1982 science fiction anthology

Universe 12 is an anthology of original science fiction short stories edited by Terry Carr, the twelfth volume in the seventeen-volume Universe anthology series. It was first published in hardcover by Doubleday in June 1982, with a paperback edition from Zebra Books in December 1983. The first British edition was issued in hardcover by Robert Hale in 1983.

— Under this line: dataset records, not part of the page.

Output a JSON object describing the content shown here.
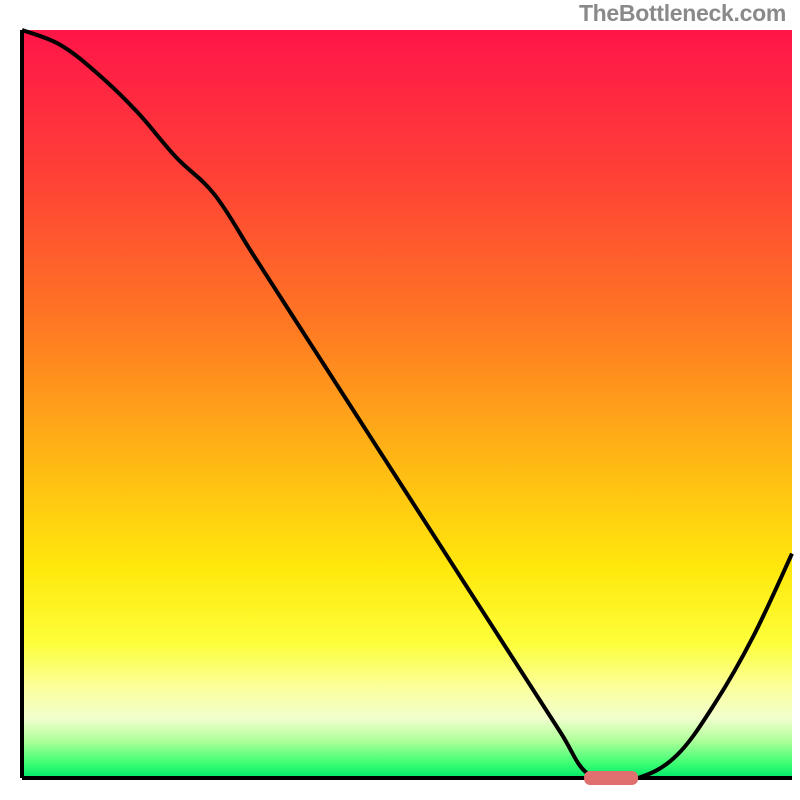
{
  "watermark": "TheBottleneck.com",
  "chart_data": {
    "type": "line",
    "title": "",
    "xlabel": "",
    "ylabel": "",
    "xlim": [
      0,
      100
    ],
    "ylim": [
      0,
      100
    ],
    "x": [
      0,
      5,
      10,
      15,
      20,
      25,
      30,
      35,
      40,
      45,
      50,
      55,
      60,
      65,
      70,
      73,
      76,
      80,
      85,
      90,
      95,
      100
    ],
    "values": [
      100,
      98,
      94,
      89,
      83,
      78,
      70,
      62,
      54,
      46,
      38,
      30,
      22,
      14,
      6,
      1,
      0,
      0,
      3,
      10,
      19,
      30
    ],
    "marker": {
      "x_start": 73,
      "x_end": 80,
      "y": 0
    },
    "gradient_stops": [
      {
        "pct": 0,
        "color": "#ff1549"
      },
      {
        "pct": 20,
        "color": "#ff4236"
      },
      {
        "pct": 40,
        "color": "#ff7a22"
      },
      {
        "pct": 58,
        "color": "#ffb914"
      },
      {
        "pct": 72,
        "color": "#ffe80c"
      },
      {
        "pct": 82,
        "color": "#fdff3a"
      },
      {
        "pct": 88,
        "color": "#fbff9e"
      },
      {
        "pct": 92,
        "color": "#f1ffcd"
      },
      {
        "pct": 95,
        "color": "#afff9a"
      },
      {
        "pct": 98,
        "color": "#3fff73"
      },
      {
        "pct": 100,
        "color": "#00e86b"
      }
    ],
    "axis_color": "#000000",
    "line_color": "#000000",
    "marker_color": "#e07070"
  }
}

The book collects nine novelettes and short stories by various science fiction authors, together with an introduction by the editor.

==Contents==
- "Introduction" (Terry Carr)
- "A Pursuit of Miracles" (George Turner)
- "Exploring Fossil Canyon" (Kim Stanley Robinson)
- "God's Hooks!" (Howard Waldrop)
- "Talp Hunt" (Nancy Kress)
- "When the Fathers Go" (Bruce McAllister)
- "Thieving Bear Planet" (R. A. Lafferty)
- "The Sorcerer's Apprentice" (Mary C. Pangborn)
- "In Memory of" (James Patrick Kelly)
- "Helen, Whose Face Launched Twenty-Eight Conestoga Hovercraft" (Leigh Kennedy)

==Awards==
- The anthology placed fourth in the 1983 Locus Poll Award for Best Anthology.
- "A Pursuit of Miracles" was nominated for the 1991 Ditmar Award for Best Australian Long Fiction.
- "God's Hooks!" was nominated for the 1983 Nebula Award for Best Short Story and placed fourth in the 1983 Locus Poll Award for Best Short Story.
- "Helen, Whose Face Launched Twenty-Eight Conestoga Hovercraft" placed twenty-second in the 1983 Locus Poll Award for Best Novelette.